Are you looking forward to a new comic book but it’s impossible for you to wait for its release before you know what we thought about it? That’s why there’s DoomRocket’s Advanced Reviews — now we assess books you can’t even buy yet. This week: ‘Death Orb’ #1, out October 3 from Dark Horse Comics.

Death Orb

Cover to ‘Death Orb’ #1. Art by Alejandro Aragon/Dark Horse Comics

By Brendan F. Hodgdon. The outlaw is a perpetual and resonant story in American culture. Be it in the Old West or the post-apocalypse, we never seem to tire of stories of lone men prone to violence making their way across the wasteland on some bloody quest. On the dystopian side of things, this has led to tremendous stories like Mad Max and The Book of Eli, and to that honored list you can now include Death Orb, the new title from Ryan Ferrier and Alejandro Aragon. Its dynamite first issue is go-for-broke action storytelling, an intriguing and exciting new mini-series.

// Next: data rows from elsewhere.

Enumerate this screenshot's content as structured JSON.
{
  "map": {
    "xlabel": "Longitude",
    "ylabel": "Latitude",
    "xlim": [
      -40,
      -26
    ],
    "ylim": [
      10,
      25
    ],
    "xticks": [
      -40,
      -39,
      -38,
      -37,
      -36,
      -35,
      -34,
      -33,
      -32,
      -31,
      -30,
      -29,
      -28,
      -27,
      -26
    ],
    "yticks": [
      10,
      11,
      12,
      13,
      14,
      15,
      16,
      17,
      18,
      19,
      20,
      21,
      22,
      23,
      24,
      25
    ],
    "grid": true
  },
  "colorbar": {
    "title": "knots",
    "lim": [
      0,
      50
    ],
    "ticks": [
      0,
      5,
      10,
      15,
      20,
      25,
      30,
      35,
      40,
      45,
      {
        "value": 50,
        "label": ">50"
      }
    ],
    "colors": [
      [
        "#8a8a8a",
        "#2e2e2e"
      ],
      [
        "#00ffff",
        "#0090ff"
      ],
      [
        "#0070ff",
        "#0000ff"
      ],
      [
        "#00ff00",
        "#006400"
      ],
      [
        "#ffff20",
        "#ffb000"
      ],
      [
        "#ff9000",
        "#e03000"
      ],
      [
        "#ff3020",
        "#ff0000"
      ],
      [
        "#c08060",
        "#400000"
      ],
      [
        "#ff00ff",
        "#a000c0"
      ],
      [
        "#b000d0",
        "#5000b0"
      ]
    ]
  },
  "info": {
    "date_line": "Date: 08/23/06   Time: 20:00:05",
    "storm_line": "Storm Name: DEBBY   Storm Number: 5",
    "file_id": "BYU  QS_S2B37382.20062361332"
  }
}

Death Orb toes the line between lived-in tangibility and a dreamlike, amorphous quality. The story follows a young hero named Rider on his journey to rescue his wife from the clutches of the mysterious Father and his zealots. The story is basically that simple, stripped down and uncomplicated. The result is a raw nerve, driven by grounded emotion to very heightened ends. As bleak as this world can be, Ferrier’s script connects in a very earnest way, lending credence to the story and its hero.

Flashbacks or an exploration of what Rider’s relationship with his wife was like are missing here, which might have given the issue some extra heft. But even so, the stakes of Rider’s mission are clear and tangible, just enough for what the story needs. And while Death Orb is heavier than Ferrier’s usual fare, there are still flashes of the cockeyed storytelling and gallows humor for which the writer is well-known, and that gives the entire issue a more fluid (and by extension, interesting) tone that helps keep it from becoming too dreary of an apocalypse.

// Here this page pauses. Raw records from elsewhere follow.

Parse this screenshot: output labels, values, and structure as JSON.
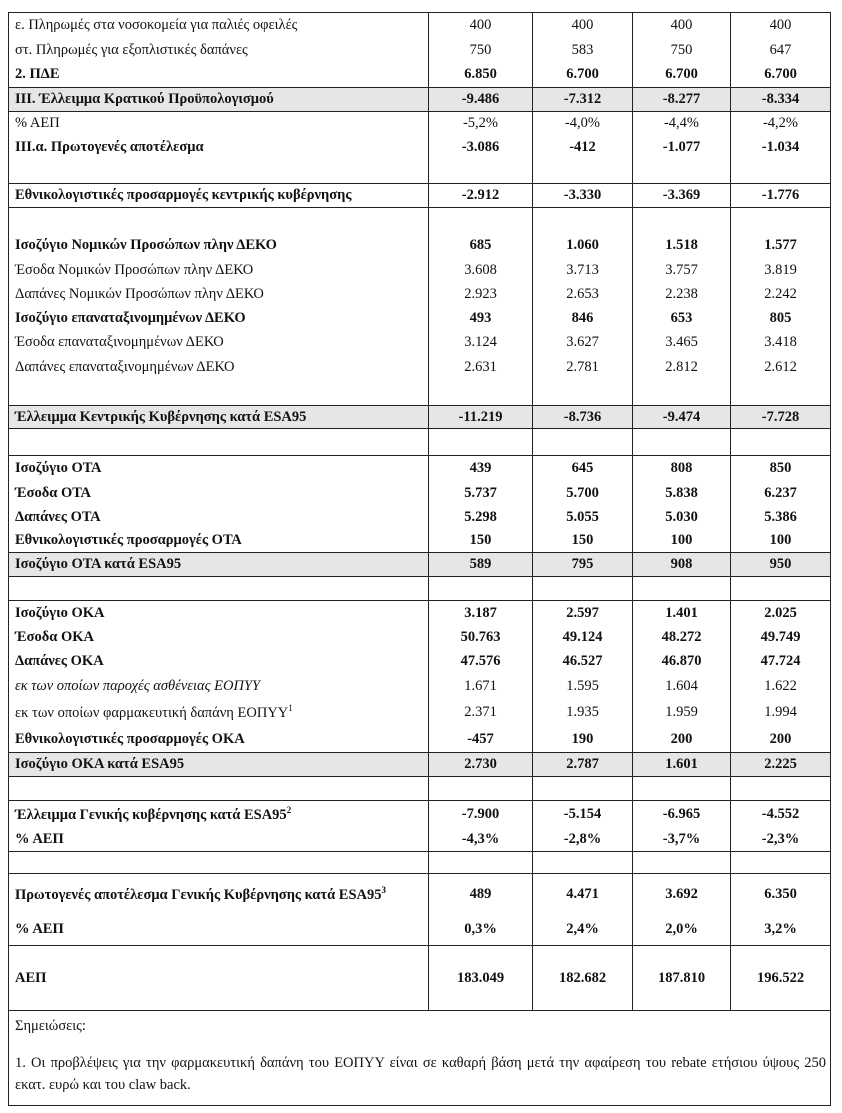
{
  "table": {
    "rows": [
      {
        "label": "ε. Πληρωμές στα νοσοκομεία για παλιές οφειλές",
        "values": [
          "400",
          "400",
          "400",
          "400"
        ]
      },
      {
        "label": "στ. Πληρωμές για εξοπλιστικές δαπάνες",
        "values": [
          "750",
          "583",
          "750",
          "647"
        ]
      },
      {
        "label": "2. ΠΔΕ",
        "values": [
          "6.850",
          "6.700",
          "6.700",
          "6.700"
        ]
      },
      {
        "label": "III. Έλλειμμα Κρατικού Προϋπολογισμού",
        "values": [
          "-9.486",
          "-7.312",
          "-8.277",
          "-8.334"
        ]
      },
      {
        "label": "% ΑΕΠ",
        "values": [
          "-5,2%",
          "-4,0%",
          "-4,4%",
          "-4,2%"
        ]
      },
      {
        "label": "III.α. Πρωτογενές αποτέλεσμα",
        "values": [
          "-3.086",
          "-412",
          "-1.077",
          "-1.034"
        ]
      },
      {
        "label": "Εθνικολογιστικές προσαρμογές κεντρικής κυβέρνησης",
        "values": [
          "-2.912",
          "-3.330",
          "-3.369",
          "-1.776"
        ]
      },
      {
        "label": "Ισοζύγιο Νομικών Προσώπων πλην ΔΕΚΟ",
        "values": [
          "685",
          "1.060",
          "1.518",
          "1.577"
        ]
      },
      {
        "label": "Έσοδα Νομικών Προσώπων πλην ΔΕΚΟ",
        "values": [
          "3.608",
          "3.713",
          "3.757",
          "3.819"
        ]
      },
      {
        "label": "Δαπάνες Νομικών Προσώπων πλην ΔΕΚΟ",
        "values": [
          "2.923",
          "2.653",
          "2.238",
          "2.242"
        ]
      },
      {
        "label": "Ισοζύγιο επαναταξινομημένων ΔΕΚΟ",
        "values": [
          "493",
          "846",
          "653",
          "805"
        ]
      },
      {
        "label": "Έσοδα επαναταξινομημένων ΔΕΚΟ",
        "values": [
          "3.124",
          "3.627",
          "3.465",
          "3.418"
        ]
      },
      {
        "label": "Δαπάνες επαναταξινομημένων ΔΕΚΟ",
        "values": [
          "2.631",
          "2.781",
          "2.812",
          "2.612"
        ]
      },
      {
        "label": "Έλλειμμα Κεντρικής Κυβέρνησης κατά ESA95",
        "values": [
          "-11.219",
          "-8.736",
          "-9.474",
          "-7.728"
        ]
      },
      {
        "label": "Ισοζύγιο ΟΤΑ",
        "values": [
          "439",
          "645",
          "808",
          "850"
        ]
      },
      {
        "label": "Έσοδα ΟΤΑ",
        "values": [
          "5.737",
          "5.700",
          "5.838",
          "6.237"
        ]
      },
      {
        "label": "Δαπάνες ΟΤΑ",
        "values": [
          "5.298",
          "5.055",
          "5.030",
          "5.386"
        ]
      },
      {
        "label": "Εθνικολογιστικές προσαρμογές ΟΤΑ",
        "values": [
          "150",
          "150",
          "100",
          "100"
        ]
      },
      {
        "label": "Ισοζύγιο ΟΤΑ κατά ESA95",
        "values": [
          "589",
          "795",
          "908",
          "950"
        ]
      },
      {
        "label": "Ισοζύγιο ΟΚΑ",
        "values": [
          "3.187",
          "2.597",
          "1.401",
          "2.025"
        ]
      },
      {
        "label": "Έσοδα ΟΚΑ",
        "values": [
          "50.763",
          "49.124",
          "48.272",
          "49.749"
        ]
      },
      {
        "label": "Δαπάνες ΟΚΑ",
        "values": [
          "47.576",
          "46.527",
          "46.870",
          "47.724"
        ]
      },
      {
        "label": "εκ των οποίων παροχές ασθένειας ΕΟΠΥΥ",
        "values": [
          "1.671",
          "1.595",
          "1.604",
          "1.622"
        ]
      },
      {
        "label": "εκ των οποίων φαρμακευτική δαπάνη ΕΟΠΥΥ",
        "sup": "1",
        "values": [
          "2.371",
          "1.935",
          "1.959",
          "1.994"
        ]
      },
      {
        "label": "Εθνικολογιστικές προσαρμογές ΟΚΑ",
        "values": [
          "-457",
          "190",
          "200",
          "200"
        ]
      },
      {
        "label": "Ισοζύγιο ΟΚΑ κατά ESA95",
        "values": [
          "2.730",
          "2.787",
          "1.601",
          "2.225"
        ]
      },
      {
        "label": "Έλλειμμα Γενικής κυβέρνησης κατά ESA95",
        "sup": "2",
        "values": [
          "-7.900",
          "-5.154",
          "-6.965",
          "-4.552"
        ]
      },
      {
        "label": "% ΑΕΠ",
        "values": [
          "-4,3%",
          "-2,8%",
          "-3,7%",
          "-2,3%"
        ]
      },
      {
        "label": "Πρωτογενές αποτέλεσμα Γενικής Κυβέρνησης κατά ESA95",
        "sup": "3",
        "values": [
          "489",
          "4.471",
          "3.692",
          "6.350"
        ]
      },
      {
        "label": "% ΑΕΠ",
        "values": [
          "0,3%",
          "2,4%",
          "2,0%",
          "3,2%"
        ]
      },
      {
        "label": "ΑΕΠ",
        "values": [
          "183.049",
          "182.682",
          "187.810",
          "196.522"
        ]
      }
    ]
  },
  "notes": {
    "heading": "Σημειώσεις:",
    "items": [
      "1. Οι προβλέψεις για την φαρμακευτική δαπάνη του ΕΟΠΥΥ είναι σε καθαρή βάση μετά την αφαίρεση του rebate ετήσιου ύψους 250 εκατ. ευρώ και του claw back."
    ]
  }
}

Both hero and world are brought to vivid life by Aragon’s art, which provides great aesthetic elements and drops visceral action beats throughout the issue. Due to the sparseness of the story, Aragon’s work has a lot riding on it in the early going, and thankfully it is up to the task. His scratchy, moody approach is a great fit, and his ability to depict movement and violence gives the book an added energy. That great eye also extends to his framing too; the introductory splash panel of Rider is iconic, instantly frame-able. The series is solicited as “manga-style,” but it really feels like Aragon has employed a clear method of his own here. The book is better for it.

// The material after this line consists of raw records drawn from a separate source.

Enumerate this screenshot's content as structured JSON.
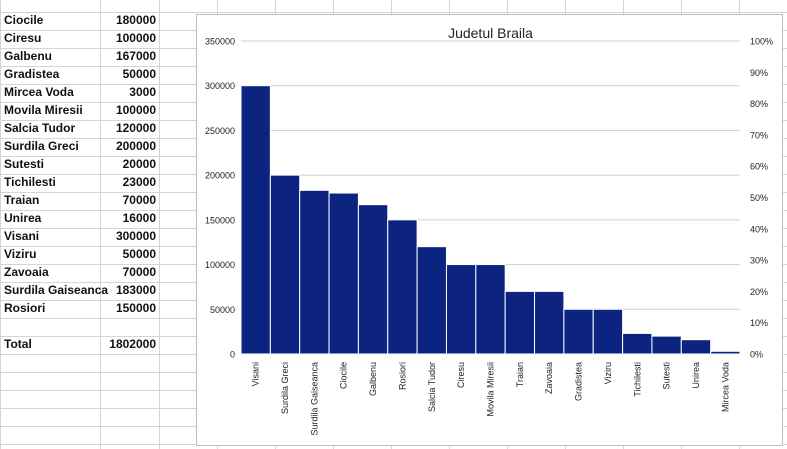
{
  "sheet": {
    "rows": [
      {
        "name": "Ciocile",
        "value": "180000"
      },
      {
        "name": "Ciresu",
        "value": "100000"
      },
      {
        "name": "Galbenu",
        "value": "167000"
      },
      {
        "name": "Gradistea",
        "value": "50000"
      },
      {
        "name": "Mircea Voda",
        "value": "3000"
      },
      {
        "name": "Movila Miresii",
        "value": "100000"
      },
      {
        "name": "Salcia Tudor",
        "value": "120000"
      },
      {
        "name": "Surdila Greci",
        "value": "200000"
      },
      {
        "name": "Sutesti",
        "value": "20000"
      },
      {
        "name": "Tichilesti",
        "value": "23000"
      },
      {
        "name": "Traian",
        "value": "70000"
      },
      {
        "name": "Unirea",
        "value": "16000"
      },
      {
        "name": "Visani",
        "value": "300000"
      },
      {
        "name": "Viziru",
        "value": "50000"
      },
      {
        "name": "Zavoaia",
        "value": "70000"
      },
      {
        "name": "Surdila Gaiseanca",
        "value": "183000"
      },
      {
        "name": "Rosiori",
        "value": "150000"
      }
    ],
    "total": {
      "name": "Total",
      "value": "1802000"
    }
  },
  "chart_data": {
    "type": "bar",
    "title": "Judetul Braila",
    "categories": [
      "Visani",
      "Surdila Greci",
      "Surdila Gaiseanca",
      "Ciocile",
      "Galbenu",
      "Rosiori",
      "Salcia Tudor",
      "Ciresu",
      "Movila Miresii",
      "Traian",
      "Zavoaia",
      "Gradistea",
      "Viziru",
      "Tichilesti",
      "Sutesti",
      "Unirea",
      "Mircea Voda"
    ],
    "values": [
      300000,
      200000,
      183000,
      180000,
      167000,
      150000,
      120000,
      100000,
      100000,
      70000,
      70000,
      50000,
      50000,
      23000,
      20000,
      16000,
      3000
    ],
    "ylim": [
      0,
      350000
    ],
    "yticks": [
      "0",
      "50000",
      "100000",
      "150000",
      "200000",
      "250000",
      "300000",
      "350000"
    ],
    "y2lim": [
      0,
      100
    ],
    "y2ticks": [
      "0%",
      "10%",
      "20%",
      "30%",
      "40%",
      "50%",
      "60%",
      "70%",
      "80%",
      "90%",
      "100%"
    ],
    "bar_color": "#0c2480",
    "grid": true,
    "legend": "none"
  }
}
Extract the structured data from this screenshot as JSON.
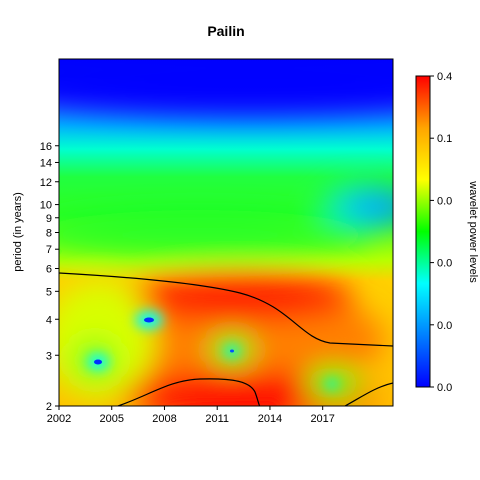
{
  "chart_data": {
    "type": "heatmap",
    "title": "Pailin",
    "xlabel": "",
    "ylabel": "period (in years)",
    "x_ticks": [
      "2002",
      "2005",
      "2008",
      "2011",
      "2014",
      "2017"
    ],
    "xlim": [
      2002,
      2021
    ],
    "y_scale": "log2",
    "y_ticks": [
      2,
      3,
      4,
      5,
      6,
      7,
      8,
      9,
      10,
      12,
      14,
      16
    ],
    "ylim": [
      2,
      32
    ],
    "colorbar": {
      "label": "wavelet power levels",
      "tick_labels": [
        "0.4",
        "0.1",
        "0.0",
        "0.0",
        "0.0",
        "0.0"
      ],
      "colors": [
        "#ff0000",
        "#ffa500",
        "#ffff00",
        "#00ff00",
        "#00ffff",
        "#0080ff",
        "#0000ff"
      ]
    },
    "grid": false,
    "legend": "right"
  }
}
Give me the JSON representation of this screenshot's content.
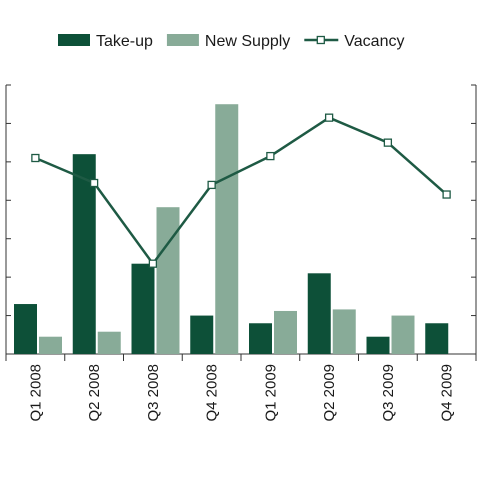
{
  "chart_data": {
    "type": "bar",
    "categories": [
      "Q1 2008",
      "Q2 2008",
      "Q3 2008",
      "Q4 2008",
      "Q1 2009",
      "Q2 2009",
      "Q3 2009",
      "Q4 2009"
    ],
    "series": [
      {
        "name": "Take-up",
        "type": "bar",
        "color": "#0d5038",
        "values": [
          1.3,
          5.2,
          2.35,
          1.0,
          0.8,
          2.1,
          0.45,
          0.8
        ]
      },
      {
        "name": "New Supply",
        "type": "bar",
        "color": "#88ab98",
        "values": [
          0.45,
          0.58,
          3.82,
          6.5,
          1.12,
          1.16,
          1.0,
          null
        ]
      },
      {
        "name": "Vacancy",
        "type": "line",
        "color": "#1e5a44",
        "marker": "square",
        "values": [
          5.1,
          4.45,
          2.35,
          4.4,
          5.15,
          6.15,
          5.5,
          4.15
        ]
      }
    ],
    "ylim": [
      0,
      7
    ],
    "y_ticks_labeled": false,
    "legend_position": "top-center",
    "grid": false
  }
}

The combination of high-octane, action-driven pacing and mysterious, loosely-defined mythology builds to crescendo in this issue’s climax. How Ferrier and Aragon continue from here will likely reveal more about the nature of this world, and maybe a little bit more about Rider, too. Whether it results in clear answers or not, this Dark Horse Comics mini-series is certainly capable of capturing the reader’s attention. This is a thrilling and beautiful new action comic that’s just damn fun to read. Look no further than the ultraviolent delights of Death Orb.

Dark Horse Comics/$3.99

Written & lettered by Ryan Ferrier.

Art by Alejandro Aragon.

Colors by Chris O’Halloran.

8 out of 10

‘Death Orb’ #1 hits stores October 3.